A Guitarra começou por ser construída em Inglaterra, por mr Simpson, mas também Luís Cardoso Soares Sevilhano era um excelente construtor, rivalizando com o primeiro.\ Será importante também mencionar, que uma Guitarra demora em média a construir 2 a 5 anos, já que todo o trabalho requerido é manual; importante é também o facto de só existirem 3 construtores em todo o país. Este instrumento pode custar entre 300 e 500 Mil Escudos. O preço elevado deve-se ao facto de, como já disse, ser um trabalho absolutamente manual e também pelo tempo que demora a arranjar madeiras de qualidade para este efeito, uma vez que a madeira para construir uma Guitarra tem de ser completamente seca à sombra, o que pode levar anos. A madeira usada para executar este tipo de trabalho é o chamado Pau Santo Brasileiro ou a Nogueira Inglesa.

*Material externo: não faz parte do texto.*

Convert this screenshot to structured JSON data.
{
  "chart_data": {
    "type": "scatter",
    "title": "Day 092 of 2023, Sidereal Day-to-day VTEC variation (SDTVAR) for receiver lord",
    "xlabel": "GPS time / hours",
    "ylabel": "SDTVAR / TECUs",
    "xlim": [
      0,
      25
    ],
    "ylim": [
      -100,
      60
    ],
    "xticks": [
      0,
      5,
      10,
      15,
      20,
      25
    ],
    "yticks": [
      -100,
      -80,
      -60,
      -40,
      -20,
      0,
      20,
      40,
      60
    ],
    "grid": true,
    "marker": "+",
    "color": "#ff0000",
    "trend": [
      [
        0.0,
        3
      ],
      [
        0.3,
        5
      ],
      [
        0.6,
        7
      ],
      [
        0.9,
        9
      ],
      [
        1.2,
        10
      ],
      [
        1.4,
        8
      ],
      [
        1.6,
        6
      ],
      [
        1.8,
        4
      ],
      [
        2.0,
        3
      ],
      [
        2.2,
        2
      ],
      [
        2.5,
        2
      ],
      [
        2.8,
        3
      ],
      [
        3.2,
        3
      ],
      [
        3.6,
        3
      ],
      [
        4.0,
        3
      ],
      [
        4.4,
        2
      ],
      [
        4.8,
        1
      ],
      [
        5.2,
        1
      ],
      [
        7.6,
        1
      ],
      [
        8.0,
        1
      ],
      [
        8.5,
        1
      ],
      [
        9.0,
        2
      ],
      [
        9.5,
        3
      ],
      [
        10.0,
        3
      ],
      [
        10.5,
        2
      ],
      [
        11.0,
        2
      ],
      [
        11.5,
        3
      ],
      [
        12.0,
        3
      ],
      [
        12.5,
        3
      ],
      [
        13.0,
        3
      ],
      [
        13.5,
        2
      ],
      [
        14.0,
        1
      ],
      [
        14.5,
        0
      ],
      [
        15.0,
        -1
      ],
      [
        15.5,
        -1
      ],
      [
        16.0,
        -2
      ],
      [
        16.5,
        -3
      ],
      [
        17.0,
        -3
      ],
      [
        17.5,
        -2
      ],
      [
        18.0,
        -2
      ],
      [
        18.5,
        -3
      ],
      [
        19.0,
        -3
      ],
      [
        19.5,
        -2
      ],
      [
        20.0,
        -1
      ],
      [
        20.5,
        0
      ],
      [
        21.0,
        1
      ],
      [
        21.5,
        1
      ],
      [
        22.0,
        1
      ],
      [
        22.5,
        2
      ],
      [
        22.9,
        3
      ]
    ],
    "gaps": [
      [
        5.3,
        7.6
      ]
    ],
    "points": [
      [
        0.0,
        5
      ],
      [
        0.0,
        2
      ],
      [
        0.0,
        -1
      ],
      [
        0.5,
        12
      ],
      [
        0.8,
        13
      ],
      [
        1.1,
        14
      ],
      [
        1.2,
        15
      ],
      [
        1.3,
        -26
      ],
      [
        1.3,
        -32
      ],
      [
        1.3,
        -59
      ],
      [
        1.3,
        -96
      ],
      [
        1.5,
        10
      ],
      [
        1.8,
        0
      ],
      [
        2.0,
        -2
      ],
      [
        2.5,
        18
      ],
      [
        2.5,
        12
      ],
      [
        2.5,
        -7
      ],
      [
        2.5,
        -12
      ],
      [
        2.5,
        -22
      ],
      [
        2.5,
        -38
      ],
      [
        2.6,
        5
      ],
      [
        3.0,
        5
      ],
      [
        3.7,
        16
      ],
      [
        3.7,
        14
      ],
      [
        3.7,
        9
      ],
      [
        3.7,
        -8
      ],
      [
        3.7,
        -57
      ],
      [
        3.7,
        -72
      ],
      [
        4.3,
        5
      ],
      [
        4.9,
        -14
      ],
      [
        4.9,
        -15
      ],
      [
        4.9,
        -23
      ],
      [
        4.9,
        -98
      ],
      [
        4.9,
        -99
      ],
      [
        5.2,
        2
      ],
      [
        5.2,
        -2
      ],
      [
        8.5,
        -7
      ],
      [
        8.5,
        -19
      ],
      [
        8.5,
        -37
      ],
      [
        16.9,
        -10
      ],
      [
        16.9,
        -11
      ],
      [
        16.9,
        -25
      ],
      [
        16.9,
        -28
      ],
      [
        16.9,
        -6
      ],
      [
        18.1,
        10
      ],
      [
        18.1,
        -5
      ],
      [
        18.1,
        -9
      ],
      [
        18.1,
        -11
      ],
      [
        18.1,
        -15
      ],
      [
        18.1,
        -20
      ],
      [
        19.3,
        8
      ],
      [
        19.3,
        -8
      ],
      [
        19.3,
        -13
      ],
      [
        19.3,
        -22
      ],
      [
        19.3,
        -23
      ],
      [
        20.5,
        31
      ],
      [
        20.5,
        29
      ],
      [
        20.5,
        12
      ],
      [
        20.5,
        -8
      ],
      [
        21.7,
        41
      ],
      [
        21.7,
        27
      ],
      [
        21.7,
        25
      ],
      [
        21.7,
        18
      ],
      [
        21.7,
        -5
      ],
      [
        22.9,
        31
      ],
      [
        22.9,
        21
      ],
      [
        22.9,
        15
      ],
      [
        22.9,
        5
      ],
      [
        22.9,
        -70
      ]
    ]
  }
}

Cada uma destas madeiras produzem no fim de devidamente construídas, sons absolutamente distintos, cabendo ao instrumentista, uma vez mais a escolha do material que mais se assemelha ao seu sentir. Como tal, o Pau Santo produz um som médio/agudo e a Nogueira Inglesa, que é de salientar que o instrumento é construído apartir da sua raiz, produz um som médio/grave, (que confere ao instrumento um som mais aberto e consequentemente mais envolvente). Neste caso, o instrumento que vos é dado a observar, é construído em raiz de Nogueira Inglesa e tem uma particularidade interessante que é o facto de o formato da sua caixa de ressonância ser de Lisboa, enquanto o braço é Coimbra; já que a escala de Coimbra tem mais um trasto que Lisboa, facilitando deste modo a sua execução. A caixa é Lisboa, porque a técnica desenvolvida é tradicionalmente Lisboa.